Hacker News new | ask | show | jobs
by jokoon 1472 days ago
Are more strict html parsers/renderers, and aren't they faster?
3 comments

Lenient parsers still benefit from strict input because it lets them avoid lookaround/backtracking.
What do you mean by lookaround/backtracking? You're inside <p>. You encounter another <p>. You can't nest one <p> inside another <p>, so you close current <p> and open new <p>. That's about it. I fail to see where do you need any kind of backtracking.
Well, even in this one example, imagine parser combinators which often mean backtracking the inner <p> so that you can commit to the `openTag('p')` parser. Or your logic may be 'consume all tags that aren't <p>` which is a lookahead.

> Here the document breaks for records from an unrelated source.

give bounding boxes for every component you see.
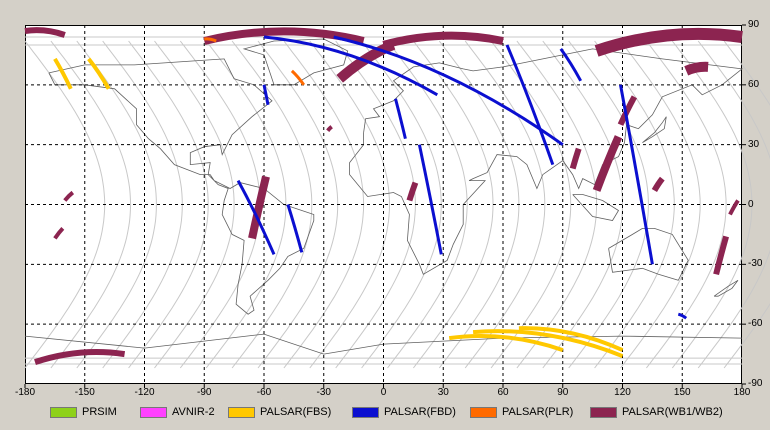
orbit-track [697, 40, 770, 369]
x-tick-label: -120 [134, 387, 155, 398]
x-tick-label: -180 [14, 387, 36, 398]
coverage-strip-palsar-fbs- [472, 329, 624, 358]
orbit-track [671, 40, 753, 369]
coastline [24, 333, 743, 355]
coverage-strip-palsar-fbd- [394, 98, 407, 140]
coverage-strip-palsar-wb1-wb2- [594, 27, 743, 57]
orbit-track [50, 40, 132, 369]
coastline [608, 228, 689, 281]
coverage-strip-palsar-wb1-wb2- [406, 181, 419, 202]
legend-swatch [228, 406, 255, 418]
coverage-strip-palsar-wb1-wb2- [326, 125, 333, 132]
coverage-strip-palsar-fbd- [559, 48, 583, 82]
coastline [713, 279, 739, 297]
coastline [572, 194, 620, 221]
coastline [349, 48, 743, 275]
legend-label: PALSAR(FBS) [260, 406, 332, 418]
coverage-strip-palsar-wb1-wb2- [382, 31, 504, 49]
orbit-track [128, 40, 209, 369]
legend-item: PALSAR(FBS) [228, 405, 331, 419]
coverage-strip-palsar-wb1-wb2- [617, 95, 638, 126]
y-tick-label: -90 [748, 378, 763, 389]
y-tick-label: -60 [748, 318, 763, 330]
legend-label: PALSAR(PLR) [502, 406, 574, 418]
x-tick-label: 30 [437, 387, 449, 398]
legend-swatch [140, 406, 167, 418]
coverage-strip-palsar-fbs- [53, 57, 73, 90]
legend-label: PALSAR(WB1/WB2) [622, 406, 723, 418]
coastline [242, 38, 349, 86]
coverage-strip-palsar-fbd- [333, 35, 564, 146]
coverage-strip-palsar-fbs- [87, 57, 111, 90]
coverage-strip-palsar-fbd- [236, 179, 276, 256]
coverage-strip-palsar-wb1-wb2- [728, 199, 740, 216]
legend-label: PALSAR(FBD) [384, 406, 456, 418]
coverage-strip-palsar-fbd- [286, 204, 304, 253]
x-tick-label: -30 [316, 387, 331, 398]
x-tick-label: -150 [74, 387, 95, 398]
coverage-strip-palsar-fbd- [619, 84, 654, 265]
legend-swatch [470, 406, 497, 418]
x-tick-label: 180 [733, 387, 751, 398]
x-tick-label: 90 [557, 387, 569, 398]
y-tick-label: 30 [748, 138, 760, 150]
orbit-track [723, 40, 770, 369]
coverage-strip-palsar-fbd- [505, 44, 555, 166]
x-tick-label: 150 [673, 387, 691, 398]
coverage-strip-palsar-fbd- [677, 312, 688, 320]
coverage-strip-palsar-wb1-wb2- [592, 135, 623, 192]
coverage-strip-palsar-wb1-wb2- [248, 175, 270, 240]
y-tick-label: 0 [748, 198, 754, 210]
legend-item: AVNIR-2 [140, 405, 215, 419]
y-tick-label: -30 [748, 258, 763, 270]
coverage-strip-palsar-fbd- [262, 84, 270, 106]
coverage-strip-palsar-wb1-wb2- [53, 227, 65, 240]
coverage-strip-palsar-wb1-wb2- [713, 235, 729, 276]
coastline [48, 58, 315, 315]
coastline [642, 116, 667, 144]
coverage-strip-palsar-fbs- [448, 333, 564, 352]
x-tick-label: -60 [256, 387, 272, 398]
legend-item: PRSIM [50, 405, 117, 419]
legend-item: PALSAR(PLR) [470, 405, 573, 419]
orbit-track [154, 40, 235, 369]
orbit-track [542, 40, 624, 369]
coverage-strip-palsar-plr- [290, 69, 306, 86]
legend-label: AVNIR-2 [172, 406, 215, 418]
legend-swatch [590, 406, 617, 418]
x-tick-label: 60 [497, 387, 509, 398]
coverage-strip-palsar-wb1-wb2- [569, 147, 582, 170]
x-tick-label: -90 [197, 387, 212, 398]
coverage-strip-palsar-wb1-wb2- [24, 27, 66, 38]
coverage-strip-palsar-plr- [204, 37, 217, 43]
legend-item: PALSAR(WB1/WB2) [590, 405, 723, 419]
legend-label: PRSIM [82, 406, 117, 418]
coverage-strip-palsar-fbs- [518, 326, 624, 352]
coverage-strip-palsar-wb1-wb2- [63, 190, 75, 202]
x-tick-label: 0 [380, 387, 387, 398]
orbit-track [231, 40, 313, 369]
coverage-strip-palsar-fbd- [417, 144, 443, 255]
orbit-track [76, 40, 157, 369]
orbit-track [464, 40, 546, 369]
orbit-track [620, 40, 701, 369]
legend: PRSIM AVNIR-2 PALSAR(FBS) PALSAR(FBD) PALSAR… [0, 402, 770, 422]
orbit-track [490, 40, 572, 369]
coverage-strip-palsar-wb1-wb2- [651, 176, 665, 192]
orbit-track [309, 40, 391, 369]
coverage-strip-palsar-wb1-wb2- [34, 348, 126, 365]
y-tick-label: 60 [748, 78, 760, 90]
orbit-track [387, 40, 468, 369]
orbit-track [646, 40, 727, 369]
orbit-track [568, 40, 649, 369]
coverage-strip-palsar-fbd- [263, 35, 439, 97]
legend-swatch [50, 406, 77, 418]
coverage-strip-palsar-wb1-wb2- [684, 61, 709, 76]
legend-swatch [352, 406, 379, 418]
legend-item: PALSAR(FBD) [352, 405, 456, 419]
coverage-strip-palsar-wb1-wb2- [203, 27, 365, 45]
y-tick-label: 90 [748, 19, 760, 30]
x-tick-label: 120 [614, 387, 631, 398]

A better example here is whether you are lenient and accept unescaped html entities like "<" vs "&lt;". If you require it to be escaped "&lt;" or if all entities in your inputs are always escaped, then your text parser never has to backtrack. But if you are lenient, your text parser can do catastrophic levels of backtracking if there is a single "<" somewhere (unless you are careful). Imagine input that starts off "<a small mouse once said". If could be quite a while before your parser knows it's not an anchor open tag.

> Are more strict html parsers/renderers, and aren't they faster?

Are what more strict? You're missing a subject there.

At a guess, you're referencing the differences between Chrome/Firefox rendering times? And are surprised that Chrome is always slower?

In the same completely unscientific stat taking, I found that Chrome was significantly faster at parsing the HTML head element of a document than Firefox, and that difference was enough for Chrome to pull ahead of Firefox in overall rendering times for smaller pages. (Chrome was about 30% of Firefox's time spent in the head.)

However, Firefox was faster at parsing the body, and as I had a larger-than-usual body (50k words is not your average webpage), Firefox was overall faster.

To you and all that have responded: there is no variation in HTML parsing between browsers. All engines are using precisely the same exhaustively-defined algorithm. There is no leniency or strictness. Their performance characteristics may differ outside of parsing, which includes what they do with the result of parsing, but in the parsing itself there should be basically no difference between engines or parsers.